Такое Ваня видел впервые. Не в смысле, что он впервые увидел, как дядька с теткой милуются друг с другом, этим никого не удивишь, с малолетства вся местная детвора хорошо знает, что такое «шкворить». Старшие эти сведения передавали младшим просто и доходчиво, по мере их подрастания: – У телеги есть дышло, которое крепится к ней шкворнем, который и придает нужное направление при поворотах. Прямо так и говорили, что, если мужик «зашкворил» бабу, к примеру, папка мамку, по настоящему, так никуда она не повернет на сторону. Так и говорили, и стар и млад: – С хорошего шкворня, запросто не соскочишь!
Часто в избе на печи лежат дедка с бабкой, они и сами не промах повошкаться в сумерках, особенно в долгие зимние вечера. Слышали, как бабка, бывало, ворчит: «Куды, да отстань, охальник. Да, куды ж ты! Ох, царица небесная, прости нас, Христа ради». А дед одно: «А чё, мать, поскребём по сусекам, глядишь, и колобок замесится». А в избе, вдоль по лавкам, трое, а то и все четверо детишек эти страсти на свой лад под одеялом шепотом пересказывают. И что характерно, всегда подсмеиваются над дедом, как он карячится с ломотой в костях, со старыми ранами, ещё и головой потолок подпирает. Бабка – дело святое, она всегда вроде, как бы, не при чем, её всегда к пострадавшей стороне относили.
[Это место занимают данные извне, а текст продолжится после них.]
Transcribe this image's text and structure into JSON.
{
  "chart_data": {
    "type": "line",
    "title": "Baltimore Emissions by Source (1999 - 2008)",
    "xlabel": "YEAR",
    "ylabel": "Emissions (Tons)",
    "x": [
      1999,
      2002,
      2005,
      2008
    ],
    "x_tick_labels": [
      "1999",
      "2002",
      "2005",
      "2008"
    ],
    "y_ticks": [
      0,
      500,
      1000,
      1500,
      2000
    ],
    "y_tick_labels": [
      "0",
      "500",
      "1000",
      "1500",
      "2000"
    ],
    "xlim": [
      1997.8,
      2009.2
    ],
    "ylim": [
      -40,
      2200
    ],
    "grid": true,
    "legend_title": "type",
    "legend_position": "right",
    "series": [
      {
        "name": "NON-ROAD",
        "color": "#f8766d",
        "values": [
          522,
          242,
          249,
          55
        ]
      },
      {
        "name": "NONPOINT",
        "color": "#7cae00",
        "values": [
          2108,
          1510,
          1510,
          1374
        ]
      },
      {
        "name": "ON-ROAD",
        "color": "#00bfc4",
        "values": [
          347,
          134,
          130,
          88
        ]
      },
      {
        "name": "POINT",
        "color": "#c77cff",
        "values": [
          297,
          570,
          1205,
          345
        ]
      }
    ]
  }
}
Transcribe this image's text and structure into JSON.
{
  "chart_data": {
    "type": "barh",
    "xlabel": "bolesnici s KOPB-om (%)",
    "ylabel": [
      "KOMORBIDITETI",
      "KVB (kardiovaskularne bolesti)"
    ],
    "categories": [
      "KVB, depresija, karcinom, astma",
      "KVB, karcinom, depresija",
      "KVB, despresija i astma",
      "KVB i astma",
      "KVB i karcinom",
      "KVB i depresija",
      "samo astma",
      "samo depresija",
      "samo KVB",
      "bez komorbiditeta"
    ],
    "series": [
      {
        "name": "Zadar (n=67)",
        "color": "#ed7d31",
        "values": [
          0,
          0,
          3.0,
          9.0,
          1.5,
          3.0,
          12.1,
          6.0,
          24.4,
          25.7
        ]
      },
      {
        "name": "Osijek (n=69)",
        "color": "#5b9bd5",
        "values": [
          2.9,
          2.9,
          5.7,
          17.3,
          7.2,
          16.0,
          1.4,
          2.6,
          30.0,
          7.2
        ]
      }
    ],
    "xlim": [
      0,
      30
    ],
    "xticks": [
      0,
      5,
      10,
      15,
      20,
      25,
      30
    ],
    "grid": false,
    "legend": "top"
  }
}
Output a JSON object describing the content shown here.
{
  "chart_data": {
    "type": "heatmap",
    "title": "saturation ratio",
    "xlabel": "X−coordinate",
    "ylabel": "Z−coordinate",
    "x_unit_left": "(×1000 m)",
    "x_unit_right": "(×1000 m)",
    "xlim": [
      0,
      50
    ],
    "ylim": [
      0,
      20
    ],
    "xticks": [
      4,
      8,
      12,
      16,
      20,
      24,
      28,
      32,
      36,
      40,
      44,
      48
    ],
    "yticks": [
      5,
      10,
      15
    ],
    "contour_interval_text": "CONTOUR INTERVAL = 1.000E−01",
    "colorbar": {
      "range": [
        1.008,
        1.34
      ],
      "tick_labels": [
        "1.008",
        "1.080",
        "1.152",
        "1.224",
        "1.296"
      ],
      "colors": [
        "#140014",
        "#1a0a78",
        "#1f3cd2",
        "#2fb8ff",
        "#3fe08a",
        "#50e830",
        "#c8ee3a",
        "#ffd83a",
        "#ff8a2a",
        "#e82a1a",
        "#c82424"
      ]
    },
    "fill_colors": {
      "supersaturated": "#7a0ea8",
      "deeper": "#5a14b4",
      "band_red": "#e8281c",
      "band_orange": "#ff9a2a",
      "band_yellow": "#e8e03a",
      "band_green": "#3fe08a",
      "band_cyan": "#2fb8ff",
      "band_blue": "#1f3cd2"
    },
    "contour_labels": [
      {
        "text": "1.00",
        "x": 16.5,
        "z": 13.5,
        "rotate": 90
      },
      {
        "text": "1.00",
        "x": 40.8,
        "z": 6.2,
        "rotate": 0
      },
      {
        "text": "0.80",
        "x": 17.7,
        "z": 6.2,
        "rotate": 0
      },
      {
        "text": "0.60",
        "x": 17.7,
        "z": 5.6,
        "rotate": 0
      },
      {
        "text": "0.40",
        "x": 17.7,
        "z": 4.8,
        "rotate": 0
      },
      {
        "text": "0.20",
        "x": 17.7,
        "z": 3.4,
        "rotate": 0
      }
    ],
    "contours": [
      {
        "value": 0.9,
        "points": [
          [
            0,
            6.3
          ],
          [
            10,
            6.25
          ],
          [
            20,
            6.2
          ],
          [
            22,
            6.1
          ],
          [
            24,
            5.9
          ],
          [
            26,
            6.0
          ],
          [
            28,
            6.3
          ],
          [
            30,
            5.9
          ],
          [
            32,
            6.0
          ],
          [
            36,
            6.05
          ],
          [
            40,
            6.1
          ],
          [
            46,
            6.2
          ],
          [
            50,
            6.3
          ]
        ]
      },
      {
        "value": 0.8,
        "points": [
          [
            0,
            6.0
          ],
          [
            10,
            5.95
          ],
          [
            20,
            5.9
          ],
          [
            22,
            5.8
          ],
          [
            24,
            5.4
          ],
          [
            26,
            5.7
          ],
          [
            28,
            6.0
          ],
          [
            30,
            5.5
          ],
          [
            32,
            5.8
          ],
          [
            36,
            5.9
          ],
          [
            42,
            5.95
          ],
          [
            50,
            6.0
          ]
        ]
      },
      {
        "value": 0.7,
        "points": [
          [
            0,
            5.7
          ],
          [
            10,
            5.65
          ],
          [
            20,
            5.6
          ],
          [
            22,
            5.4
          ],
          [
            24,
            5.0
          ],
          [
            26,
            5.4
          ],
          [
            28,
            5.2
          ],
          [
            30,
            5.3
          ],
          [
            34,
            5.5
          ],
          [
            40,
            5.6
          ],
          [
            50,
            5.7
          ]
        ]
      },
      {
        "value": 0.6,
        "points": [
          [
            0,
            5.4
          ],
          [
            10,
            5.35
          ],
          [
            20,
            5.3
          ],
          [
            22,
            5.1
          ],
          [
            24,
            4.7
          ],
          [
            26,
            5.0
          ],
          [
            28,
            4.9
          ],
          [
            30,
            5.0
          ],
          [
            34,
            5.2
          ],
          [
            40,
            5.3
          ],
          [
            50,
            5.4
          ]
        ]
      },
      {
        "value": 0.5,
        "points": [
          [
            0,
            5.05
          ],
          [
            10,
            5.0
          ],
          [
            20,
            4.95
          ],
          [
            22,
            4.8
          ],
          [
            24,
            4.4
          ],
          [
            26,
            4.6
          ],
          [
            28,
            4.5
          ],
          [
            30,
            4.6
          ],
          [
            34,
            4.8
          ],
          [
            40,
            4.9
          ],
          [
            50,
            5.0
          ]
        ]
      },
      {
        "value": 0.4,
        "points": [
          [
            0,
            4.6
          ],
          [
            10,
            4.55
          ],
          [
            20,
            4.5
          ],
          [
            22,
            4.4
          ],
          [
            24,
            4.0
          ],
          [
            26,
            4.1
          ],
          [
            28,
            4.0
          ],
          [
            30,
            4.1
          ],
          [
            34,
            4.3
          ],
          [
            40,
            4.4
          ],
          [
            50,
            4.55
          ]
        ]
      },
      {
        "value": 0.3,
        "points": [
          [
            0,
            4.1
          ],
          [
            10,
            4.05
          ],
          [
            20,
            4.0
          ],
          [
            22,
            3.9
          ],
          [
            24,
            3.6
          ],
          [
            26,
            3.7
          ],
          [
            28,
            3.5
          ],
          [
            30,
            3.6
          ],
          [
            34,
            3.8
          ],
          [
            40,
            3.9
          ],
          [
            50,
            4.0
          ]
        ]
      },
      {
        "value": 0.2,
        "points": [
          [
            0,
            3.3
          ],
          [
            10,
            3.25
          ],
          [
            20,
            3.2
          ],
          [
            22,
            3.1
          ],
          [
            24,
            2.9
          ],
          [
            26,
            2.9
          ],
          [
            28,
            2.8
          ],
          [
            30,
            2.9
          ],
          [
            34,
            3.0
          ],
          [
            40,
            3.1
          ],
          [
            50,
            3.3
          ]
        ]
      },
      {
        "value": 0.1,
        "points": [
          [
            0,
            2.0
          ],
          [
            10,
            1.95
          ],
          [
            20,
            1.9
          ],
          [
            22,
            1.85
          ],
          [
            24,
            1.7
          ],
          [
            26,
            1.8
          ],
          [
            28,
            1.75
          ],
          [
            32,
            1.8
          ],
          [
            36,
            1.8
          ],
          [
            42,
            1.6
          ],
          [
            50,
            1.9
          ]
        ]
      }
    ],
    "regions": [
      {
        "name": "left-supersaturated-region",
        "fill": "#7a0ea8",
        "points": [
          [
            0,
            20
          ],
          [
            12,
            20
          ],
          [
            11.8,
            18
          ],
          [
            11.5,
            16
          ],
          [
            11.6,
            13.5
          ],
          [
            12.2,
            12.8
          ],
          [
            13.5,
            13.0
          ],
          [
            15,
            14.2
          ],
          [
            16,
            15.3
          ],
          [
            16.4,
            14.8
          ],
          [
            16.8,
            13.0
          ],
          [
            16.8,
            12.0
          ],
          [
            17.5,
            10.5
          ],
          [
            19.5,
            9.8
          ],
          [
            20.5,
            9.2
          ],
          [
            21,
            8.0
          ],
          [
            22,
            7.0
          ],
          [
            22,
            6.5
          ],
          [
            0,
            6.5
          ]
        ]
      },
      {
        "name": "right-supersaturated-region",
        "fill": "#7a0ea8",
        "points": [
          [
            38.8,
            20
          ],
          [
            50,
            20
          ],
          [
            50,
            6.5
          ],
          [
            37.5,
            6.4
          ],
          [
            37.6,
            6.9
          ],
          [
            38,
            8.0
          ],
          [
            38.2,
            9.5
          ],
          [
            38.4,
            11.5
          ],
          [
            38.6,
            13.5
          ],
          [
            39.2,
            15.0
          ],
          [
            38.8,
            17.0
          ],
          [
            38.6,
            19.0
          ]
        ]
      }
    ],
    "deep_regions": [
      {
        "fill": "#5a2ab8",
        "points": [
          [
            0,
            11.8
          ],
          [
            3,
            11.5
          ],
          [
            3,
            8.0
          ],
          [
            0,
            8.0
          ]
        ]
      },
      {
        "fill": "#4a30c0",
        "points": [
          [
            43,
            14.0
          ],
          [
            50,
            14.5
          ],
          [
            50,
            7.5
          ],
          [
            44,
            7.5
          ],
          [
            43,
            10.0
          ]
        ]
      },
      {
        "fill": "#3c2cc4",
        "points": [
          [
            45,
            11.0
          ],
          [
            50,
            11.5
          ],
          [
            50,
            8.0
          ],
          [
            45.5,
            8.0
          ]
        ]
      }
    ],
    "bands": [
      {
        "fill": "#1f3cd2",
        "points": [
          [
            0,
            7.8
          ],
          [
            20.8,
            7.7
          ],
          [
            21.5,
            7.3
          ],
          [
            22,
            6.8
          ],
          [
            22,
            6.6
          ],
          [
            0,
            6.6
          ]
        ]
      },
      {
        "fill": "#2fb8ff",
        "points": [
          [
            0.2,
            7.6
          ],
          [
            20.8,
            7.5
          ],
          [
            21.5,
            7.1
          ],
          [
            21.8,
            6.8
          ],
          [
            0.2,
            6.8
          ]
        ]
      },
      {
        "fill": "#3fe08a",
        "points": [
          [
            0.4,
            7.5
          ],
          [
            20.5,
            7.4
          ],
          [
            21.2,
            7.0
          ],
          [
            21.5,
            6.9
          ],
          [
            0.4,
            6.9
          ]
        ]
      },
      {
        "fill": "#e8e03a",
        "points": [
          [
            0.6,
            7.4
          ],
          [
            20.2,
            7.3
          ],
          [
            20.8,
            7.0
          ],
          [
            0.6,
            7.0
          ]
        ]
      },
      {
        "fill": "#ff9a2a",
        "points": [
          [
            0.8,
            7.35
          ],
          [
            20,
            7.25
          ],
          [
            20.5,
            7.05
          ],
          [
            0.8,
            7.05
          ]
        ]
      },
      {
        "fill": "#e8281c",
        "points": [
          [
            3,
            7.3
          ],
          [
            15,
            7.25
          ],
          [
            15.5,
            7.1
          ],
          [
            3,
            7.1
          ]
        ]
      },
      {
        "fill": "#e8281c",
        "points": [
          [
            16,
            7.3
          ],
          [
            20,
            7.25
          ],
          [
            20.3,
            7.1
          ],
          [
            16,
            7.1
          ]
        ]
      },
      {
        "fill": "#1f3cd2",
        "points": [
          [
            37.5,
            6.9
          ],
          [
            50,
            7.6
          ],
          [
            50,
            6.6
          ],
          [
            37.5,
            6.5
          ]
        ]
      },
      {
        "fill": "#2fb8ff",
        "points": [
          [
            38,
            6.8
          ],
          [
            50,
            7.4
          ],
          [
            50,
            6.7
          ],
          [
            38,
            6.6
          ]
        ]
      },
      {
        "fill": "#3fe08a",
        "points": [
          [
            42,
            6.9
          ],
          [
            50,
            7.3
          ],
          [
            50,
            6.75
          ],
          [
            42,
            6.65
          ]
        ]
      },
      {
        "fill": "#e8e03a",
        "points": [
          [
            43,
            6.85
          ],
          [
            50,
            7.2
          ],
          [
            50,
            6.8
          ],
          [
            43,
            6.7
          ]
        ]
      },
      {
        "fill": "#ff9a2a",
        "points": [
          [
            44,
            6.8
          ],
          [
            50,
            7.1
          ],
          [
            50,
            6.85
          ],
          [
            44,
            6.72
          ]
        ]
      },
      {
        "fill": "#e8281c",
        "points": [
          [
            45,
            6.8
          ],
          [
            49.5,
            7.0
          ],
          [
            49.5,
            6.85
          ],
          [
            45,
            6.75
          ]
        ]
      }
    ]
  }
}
Или ещё: только полная бестолочь не догадывается когда отец с мамкой затевают шепот и пыхтеть начинают, – благое дело всегда на виду, как не старайся его укрыть. Бывало что в азарте, и одеяло сползет, и спинка у кровати отскочит, а отец нипочем не остановится, доказывает, что он сейчас главнее. Но смешнее всего, когда они губами друг дружке в губы вцепятся, это чтобы с кровати не свалиться, что ли… Аж до крови бывало губы себе трепали. Умора!
А тут… черте что! Ваня никогда еще не видел, чтобы вот так, по-скотски, чужой дядька Федор его родную тётку Нюрку «шкворил», как кобель сучку! «А если они склещатся! Он её на своем «шкворне» по улице будет тащить, да? Умора! Над собаками народ и то смеётся, а тут… ой-ёй! А еще мама Марфа сказала, что эта шалава его родная мать. Не. ет, Нюрка не моя мамка!»
Ваня был мальчик впечатлительный и от того что он увидел – у него закружилась голова. Он сел на землю и заснул.
Очнулся он от громких криков и от ощущения, что летает – то вверх, то вниз. Он приоткрыл глаза и увидел, что жена зоотехника, тетка Мария, вцепилась одной рукой и таскает за волосы голую тётку Нюрку, да ещё и пнуть старается посильней. Другой рукой ухватилась за рубаху Фёдора, чтобы не сбежал, и тоже старалась ногой попасть – куда-нибудь, побольней. А Федор одной рукой держал Ваню и прикрывался им от жены, другой поддерживал свои штаны, которые всё время падали. На крики сбежались соседские бабы и встали кружком, руки в боки, смеялись от души и подзадоривали, кто во что горазд, то подругу Маню, то кобеля Федора.
– Бабоньки, так это же Нюрка, дочка Марфина! Явилась, сучка, без вести пропавшая, навоевалась.
– Ей в городе мужиков не хватило, да! Или там на таких не смотрят после войны?
– Федя, штаны не держи, брось их к чёртовой матери, мы и сами друг за дружкой раком встанем!
– Ну, гля, девки, у неё штоль, мандель поперёк, не как у нас, что он позарился!
– Манька, ты у этой прошмандовки волосья не токо на голове, но и по самому низу прореди, ишь, как раскучерявились!
– Никак завивку для завлечения сделала!
– Федька, тебе своих мало, кобелина! У наших баб, у каждой второй мужика убил немец. Мы тоже желаем за шкворень твой подержаться. Предатель ты, и враг народа, Сталина на тебя не хватает!